Be prepared for unplanned work

As an IT professional, you have surely learned by now that even the best-laid plans can be interrupted. This unplanned demand is often driven by actual crises, but often urgency can be more imagined than real. Not to worry. The request process you’ve put in place will weed out the good from the crazy.

3. Plan resources with the big picture in mind

Traditional resource allocation undervalues getting visibility into current workloads and allowing assignments to be made by the loudest stakeholder. This creates an atmosphere of forcing ad hoc assignments into existing projects, dismissing work truly aligned with business objectives.

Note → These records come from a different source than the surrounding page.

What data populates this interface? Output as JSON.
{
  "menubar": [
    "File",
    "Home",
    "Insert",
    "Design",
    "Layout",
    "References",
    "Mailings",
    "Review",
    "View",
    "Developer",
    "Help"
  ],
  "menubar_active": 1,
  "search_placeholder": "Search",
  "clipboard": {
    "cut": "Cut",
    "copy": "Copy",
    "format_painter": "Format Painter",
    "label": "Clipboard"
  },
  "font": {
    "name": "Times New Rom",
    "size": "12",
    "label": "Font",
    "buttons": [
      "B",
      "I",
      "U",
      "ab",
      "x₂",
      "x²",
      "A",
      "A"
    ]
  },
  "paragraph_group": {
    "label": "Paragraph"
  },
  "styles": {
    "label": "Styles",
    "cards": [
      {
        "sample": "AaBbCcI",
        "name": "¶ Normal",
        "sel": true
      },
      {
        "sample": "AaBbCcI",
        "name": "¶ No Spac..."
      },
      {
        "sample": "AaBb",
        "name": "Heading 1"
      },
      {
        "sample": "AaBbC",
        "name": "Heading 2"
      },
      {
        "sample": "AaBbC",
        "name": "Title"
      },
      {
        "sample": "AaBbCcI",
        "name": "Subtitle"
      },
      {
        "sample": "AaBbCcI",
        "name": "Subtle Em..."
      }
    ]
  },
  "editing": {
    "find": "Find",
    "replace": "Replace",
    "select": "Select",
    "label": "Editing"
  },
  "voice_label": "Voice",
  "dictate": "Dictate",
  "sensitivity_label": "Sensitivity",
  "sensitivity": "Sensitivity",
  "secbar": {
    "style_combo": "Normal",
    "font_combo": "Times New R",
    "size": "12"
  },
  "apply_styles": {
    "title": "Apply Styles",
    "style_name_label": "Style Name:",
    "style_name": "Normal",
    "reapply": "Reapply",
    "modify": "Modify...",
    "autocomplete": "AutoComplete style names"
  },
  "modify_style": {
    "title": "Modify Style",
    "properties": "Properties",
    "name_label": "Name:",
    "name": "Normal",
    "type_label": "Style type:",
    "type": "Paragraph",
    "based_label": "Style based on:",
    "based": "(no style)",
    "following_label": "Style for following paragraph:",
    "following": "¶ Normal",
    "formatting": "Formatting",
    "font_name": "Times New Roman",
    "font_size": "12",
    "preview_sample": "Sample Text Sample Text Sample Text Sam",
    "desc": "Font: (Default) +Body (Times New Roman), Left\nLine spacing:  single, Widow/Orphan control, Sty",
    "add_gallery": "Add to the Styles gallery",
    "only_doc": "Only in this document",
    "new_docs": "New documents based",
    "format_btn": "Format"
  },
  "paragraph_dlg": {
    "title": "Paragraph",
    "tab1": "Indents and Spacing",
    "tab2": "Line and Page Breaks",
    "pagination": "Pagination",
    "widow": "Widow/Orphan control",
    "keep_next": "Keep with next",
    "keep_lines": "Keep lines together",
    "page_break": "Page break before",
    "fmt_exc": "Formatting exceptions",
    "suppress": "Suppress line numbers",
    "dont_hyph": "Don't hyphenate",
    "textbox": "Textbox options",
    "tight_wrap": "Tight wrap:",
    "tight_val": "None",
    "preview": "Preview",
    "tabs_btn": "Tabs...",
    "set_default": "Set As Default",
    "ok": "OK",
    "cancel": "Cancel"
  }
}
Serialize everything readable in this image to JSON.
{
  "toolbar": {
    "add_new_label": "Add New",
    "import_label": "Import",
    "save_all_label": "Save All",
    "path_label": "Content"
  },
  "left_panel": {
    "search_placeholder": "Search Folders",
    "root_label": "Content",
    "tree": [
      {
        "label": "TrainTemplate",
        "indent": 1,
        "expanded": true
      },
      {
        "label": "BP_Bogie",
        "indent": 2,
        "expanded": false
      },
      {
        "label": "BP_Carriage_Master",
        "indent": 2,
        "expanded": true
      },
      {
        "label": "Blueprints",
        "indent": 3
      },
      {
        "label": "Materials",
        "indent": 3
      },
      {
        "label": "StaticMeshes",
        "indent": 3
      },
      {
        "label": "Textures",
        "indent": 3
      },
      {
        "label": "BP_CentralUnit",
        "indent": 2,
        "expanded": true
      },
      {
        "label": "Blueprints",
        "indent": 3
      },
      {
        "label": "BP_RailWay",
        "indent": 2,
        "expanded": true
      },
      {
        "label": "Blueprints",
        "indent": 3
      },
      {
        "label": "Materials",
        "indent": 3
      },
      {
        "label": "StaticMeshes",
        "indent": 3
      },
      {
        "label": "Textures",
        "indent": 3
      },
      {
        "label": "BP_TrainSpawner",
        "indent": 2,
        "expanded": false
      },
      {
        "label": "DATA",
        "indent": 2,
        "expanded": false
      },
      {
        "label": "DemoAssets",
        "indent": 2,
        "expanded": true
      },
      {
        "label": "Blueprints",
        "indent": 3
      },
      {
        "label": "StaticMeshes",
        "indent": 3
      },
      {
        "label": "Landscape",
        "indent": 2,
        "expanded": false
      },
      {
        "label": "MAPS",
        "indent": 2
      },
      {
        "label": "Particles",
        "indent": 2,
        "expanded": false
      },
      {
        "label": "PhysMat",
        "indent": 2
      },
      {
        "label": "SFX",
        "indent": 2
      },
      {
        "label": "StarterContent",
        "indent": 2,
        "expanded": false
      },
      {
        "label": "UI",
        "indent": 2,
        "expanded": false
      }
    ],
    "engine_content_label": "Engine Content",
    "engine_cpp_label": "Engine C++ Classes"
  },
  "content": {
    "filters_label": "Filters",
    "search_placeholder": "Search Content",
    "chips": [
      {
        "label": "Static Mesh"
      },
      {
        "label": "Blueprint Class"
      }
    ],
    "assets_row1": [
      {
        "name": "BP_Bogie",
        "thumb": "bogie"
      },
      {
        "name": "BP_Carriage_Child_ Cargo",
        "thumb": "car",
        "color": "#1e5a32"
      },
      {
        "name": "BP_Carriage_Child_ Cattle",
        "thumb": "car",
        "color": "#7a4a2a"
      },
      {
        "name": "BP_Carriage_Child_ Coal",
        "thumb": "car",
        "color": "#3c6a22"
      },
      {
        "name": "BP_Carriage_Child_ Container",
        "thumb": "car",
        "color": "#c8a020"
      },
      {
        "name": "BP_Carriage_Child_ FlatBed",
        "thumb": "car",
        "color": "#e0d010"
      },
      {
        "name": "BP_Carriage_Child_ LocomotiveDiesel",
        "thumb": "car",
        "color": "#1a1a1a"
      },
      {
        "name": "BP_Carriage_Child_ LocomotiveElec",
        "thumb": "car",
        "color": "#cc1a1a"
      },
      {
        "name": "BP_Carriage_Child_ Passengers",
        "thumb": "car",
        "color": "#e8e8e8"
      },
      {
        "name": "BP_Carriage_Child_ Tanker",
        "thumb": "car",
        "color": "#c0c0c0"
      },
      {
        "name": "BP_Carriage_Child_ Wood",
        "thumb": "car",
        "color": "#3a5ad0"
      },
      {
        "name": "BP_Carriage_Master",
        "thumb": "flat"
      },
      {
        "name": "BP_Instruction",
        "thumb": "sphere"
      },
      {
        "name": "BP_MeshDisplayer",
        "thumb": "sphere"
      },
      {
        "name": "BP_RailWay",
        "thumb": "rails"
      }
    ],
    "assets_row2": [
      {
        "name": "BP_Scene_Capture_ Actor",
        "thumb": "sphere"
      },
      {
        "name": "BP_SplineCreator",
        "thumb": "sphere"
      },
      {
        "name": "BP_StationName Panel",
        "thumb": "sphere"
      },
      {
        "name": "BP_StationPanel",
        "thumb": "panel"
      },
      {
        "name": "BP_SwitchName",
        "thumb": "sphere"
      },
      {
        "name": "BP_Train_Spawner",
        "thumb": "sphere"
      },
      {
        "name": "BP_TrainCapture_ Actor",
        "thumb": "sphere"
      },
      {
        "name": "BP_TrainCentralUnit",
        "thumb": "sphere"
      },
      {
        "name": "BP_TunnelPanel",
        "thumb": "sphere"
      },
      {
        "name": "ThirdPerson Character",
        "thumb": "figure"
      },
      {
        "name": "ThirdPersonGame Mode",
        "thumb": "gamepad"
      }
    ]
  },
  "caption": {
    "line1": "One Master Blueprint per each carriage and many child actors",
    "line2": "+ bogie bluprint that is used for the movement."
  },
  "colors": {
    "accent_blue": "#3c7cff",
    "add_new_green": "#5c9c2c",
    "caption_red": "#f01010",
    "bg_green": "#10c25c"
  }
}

Resources need to be managed by learning from previous project data and assigned based on that data, avoiding assignments dropped into queues without regard to process or proper sequences.

Here are four valuable ways to stay on top of resource management:

  1. Have a functioning resource allocation process
  2. Start by ranking work based on top business needs and deadlines. Determine which work can be done with who you have and how many hours it should take, focusing on the deliverables most important to company strategy.
  3. Get the right people on the right job at the right time
  4. Your tendency will be to turn to individuals you can count on, but be careful not to burn out your superstars. Negotiate job load to avoid overtaxing high performers, take time to plan everyone’s hours and workloads, and maintain some resource hours in reserve.

Use time tracking effectively and appropriately

Tracking time will let you know if your resources are over-allocated. If it is simplified and embedded into your team’s workflow, it is less painful and will be more accurate and complete. This means the data you analyse can be used to refine your estimates and use that information to drive improvements.

4. Feed expectations through effective communication

A traditional IT project manager communicates through status meetings, email, desk drop-ins, and instant messenger. By the time they communicate everything to everyone, info is already out of date. Collaborative, unified, effective work is out the window.

There are better ways to manage expectations than simply hoping for the best. Align the reality and perception of expectations through these three tips:

Communicate early and often about expectations and requirements

The expectations you need to address are the deliverables that are difficult to document such as design, user experience, and other subjective pieces. Avoid using email and other one-off tools to manage stakeholder expectations. Once a frank discussion is had about the subjective elements of the project, review with your team which expectations might be problematic, either to define or to meet.

Have a defined communication and notification plan

A communication plan that allows for frequent dialogue with key players will be critical to your success and set context for communicating with the team and stakeholders. It could outline how reporting and notifying will be done, how often updates will be pushed, how disagreements will be handled, and who has what role and when to talk to that person. Agree to this upfront. Your ability to manage the perceptions of each individual associated with the project is the key to managing expectations.

Plan for change

Despite your perfect plan, there will be fire drills, adjustments, and the occasional panic. Be prepared to have discussions regarding the reality of unrealistic requests. Document what can be done without major stakeholder approval and what cannot, so you can iterate and act fast when changes arise. Be careful not to set up a change management plan that necessitates bringing every person back together each time a project changes.

The result: a plan for future success

Ideally, taking a chance on less traditional methods of planning as well as finding a single solution to manage it all ensures conquering these four disciplines once and for all. Success will come as you work iteratively, organize your planning, and give executives, stakeholders, and other managers visibility into your project and other work planning. With the right process, tool, and a little teamwork between management and IT, an organisation can transform its IT team from a rag tag bunch of misfits into to a well-honed A-Team for business success.